J’ai rempli les bocaux, un par un. À la louche. J’ai fermé avec amour. J’ai stérilisé au bain-marie. Puis j’ai écrit à la main, sur des étiquettes :
« Terrine Mémé 2025 - Tradition & Authenticité »
J’en ai offert à la famille. Ils ont tous dit que c’était « un goût d’autrefois », sans jamais poser de questions. Certains m’ont même demandé la recette.

Mémé repose dans mon frigo. À chaque coup de blues, je me coupe une tranche, je la pose sur une biscotte bien sèche, et je la mange lentement. En silence. Parfois, je pleure un peu. Pas de tristesse. De gratitude. Elle m’a nourrie toute mon enfance.
Et aujourd’hui encore.

= commentaires =

René de Cessandre

Pute : -176
    le 07/02/2026 à 13:59:09
Texte amusant et primesautier, malgré la récurrence du thème du cannibalisme.
Sans doute candidat au concours officieux de la "blague carambar" :

- Tu l'aimes mémé ?
- Oui...
- Alors reprends-en un morceau.
Lapinchien

lien tw yt
Pute : 324
à mort
    le 07/02/2026 à 14:59:02
J'ai adoré ce texte de Caz car en plus d'un super concept comme d'habitude, on y trouve une dimension de vraie nouvelle et j'adore la collision des deux exercices. Je pense que Caz tient là sont plat signature et qu'il faudrait qu'elle s’attelle à le décliner quitte à s'aventurer d'avantage dans la longueur. Elle l'a probablement déjà fait ailleurs puisqu'elle a écrit tout un bouquin mais je ne suis pas sûr si c'est de la poésie ou un roman. Les cotés "deuxième effet Kiss Cool" et "post combustion" qui sont aussi sa patte sont aussi présents mais plus ramassés à la fin du récit, du coup ça donne lieu à un final twist plus classique.
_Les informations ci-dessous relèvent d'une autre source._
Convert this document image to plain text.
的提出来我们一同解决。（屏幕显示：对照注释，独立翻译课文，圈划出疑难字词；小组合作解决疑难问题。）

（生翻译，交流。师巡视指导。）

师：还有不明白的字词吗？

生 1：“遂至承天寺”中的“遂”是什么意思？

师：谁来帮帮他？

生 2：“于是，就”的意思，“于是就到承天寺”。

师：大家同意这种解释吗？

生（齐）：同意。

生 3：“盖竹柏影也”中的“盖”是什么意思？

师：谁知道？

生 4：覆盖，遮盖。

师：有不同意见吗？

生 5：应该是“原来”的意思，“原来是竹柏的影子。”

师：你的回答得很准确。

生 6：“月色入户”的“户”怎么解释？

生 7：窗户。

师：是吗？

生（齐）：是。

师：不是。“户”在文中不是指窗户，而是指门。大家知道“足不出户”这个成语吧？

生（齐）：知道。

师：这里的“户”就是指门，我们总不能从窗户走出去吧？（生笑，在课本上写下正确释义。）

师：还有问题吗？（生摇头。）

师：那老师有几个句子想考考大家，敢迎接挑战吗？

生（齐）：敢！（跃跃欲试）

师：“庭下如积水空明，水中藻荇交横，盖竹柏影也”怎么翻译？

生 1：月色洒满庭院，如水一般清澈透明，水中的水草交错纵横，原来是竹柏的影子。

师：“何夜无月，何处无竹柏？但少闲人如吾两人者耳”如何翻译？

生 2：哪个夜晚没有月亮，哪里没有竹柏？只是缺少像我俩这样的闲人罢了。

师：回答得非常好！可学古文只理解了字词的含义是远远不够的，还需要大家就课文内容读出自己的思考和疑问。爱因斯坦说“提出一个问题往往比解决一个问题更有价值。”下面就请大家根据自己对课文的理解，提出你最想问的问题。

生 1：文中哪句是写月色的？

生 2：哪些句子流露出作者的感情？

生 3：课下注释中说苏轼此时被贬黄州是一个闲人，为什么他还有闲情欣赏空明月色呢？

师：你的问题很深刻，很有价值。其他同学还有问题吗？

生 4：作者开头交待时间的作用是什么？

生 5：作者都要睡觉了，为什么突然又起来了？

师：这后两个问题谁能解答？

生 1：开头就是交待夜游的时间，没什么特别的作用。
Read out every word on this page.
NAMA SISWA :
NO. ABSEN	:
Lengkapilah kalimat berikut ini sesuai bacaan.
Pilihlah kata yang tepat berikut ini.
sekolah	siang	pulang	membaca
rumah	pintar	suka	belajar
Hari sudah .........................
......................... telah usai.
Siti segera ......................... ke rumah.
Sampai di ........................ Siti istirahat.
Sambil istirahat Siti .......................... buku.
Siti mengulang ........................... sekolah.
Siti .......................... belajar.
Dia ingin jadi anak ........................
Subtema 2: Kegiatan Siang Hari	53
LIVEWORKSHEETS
Perso, je préfère quand même quand la phase "over the rainbow" va beaucoup plus loin, qu'elle dépasse les bornes de l'inattendu en enfonçant le clou jusqu'aux antipodes en mode serial killer de "No Country For Old Men" aussi j'aimerais bien un jour lire un long texte d'elle où elle pousse vraiment tous les curseurs au max de la console, bien au delà de leurs rails en explosant la vitre et l'isolement acoustique de la régie des ingés son, en les propulsant dans la cabine du studio d'enregistrement, en se servant du micro à condensateur à large diaphragme comme catapulte gravitationnelle pour les carrer dans le rectum de la chanteuse en passant par sa glotte.
Nino St Félix

lien
Pute : 162
    le 07/02/2026 à 17:30:30
Rien à dire, c'est propre, net comme toujours, sans fioritures. Efficace.
Mais je confesse que je ne ressens plus le côté "amusant" du début. J'ai l'impression de lire un peu toujours la même histoire, épicée différemment, avec un éclairage différent, du goût, des tendons, de la chaire, oui, tout y est, mais... il me manque quelque chose. Un supplément d'âme ?
Bref, ça se déguste "sans faim", oui, pas comme la terrine de mémé. Mais j'aimerais voir ce style s'épanouir, se challenger, s'aventurer ailleurs que dans le huis clos (familial ici) et le détournement ironique des pastilles de vie-chie. Le jugement des Gencives ouvrait la voie. Ici on est dans un cycle manifestement (les recettes de tata Caz), ça se vendrait sans doute bien en faux livre de recette cannibal en effet, surtout avec le coté "lisse" de l'écriture, qui crée un contraste efficace. Oui, c'est de la bonne charcuterie mais ça manque de... charcutage, finalement (pour moi)
Malcom Fabulous

Pute : 2
    le 07/02/2026 à 22:08:08
Je sais pas si je suis sur la bonne page mais personnellement j'aime le camembert sous toutes ses formes: jeune, intermédiaire et coulant.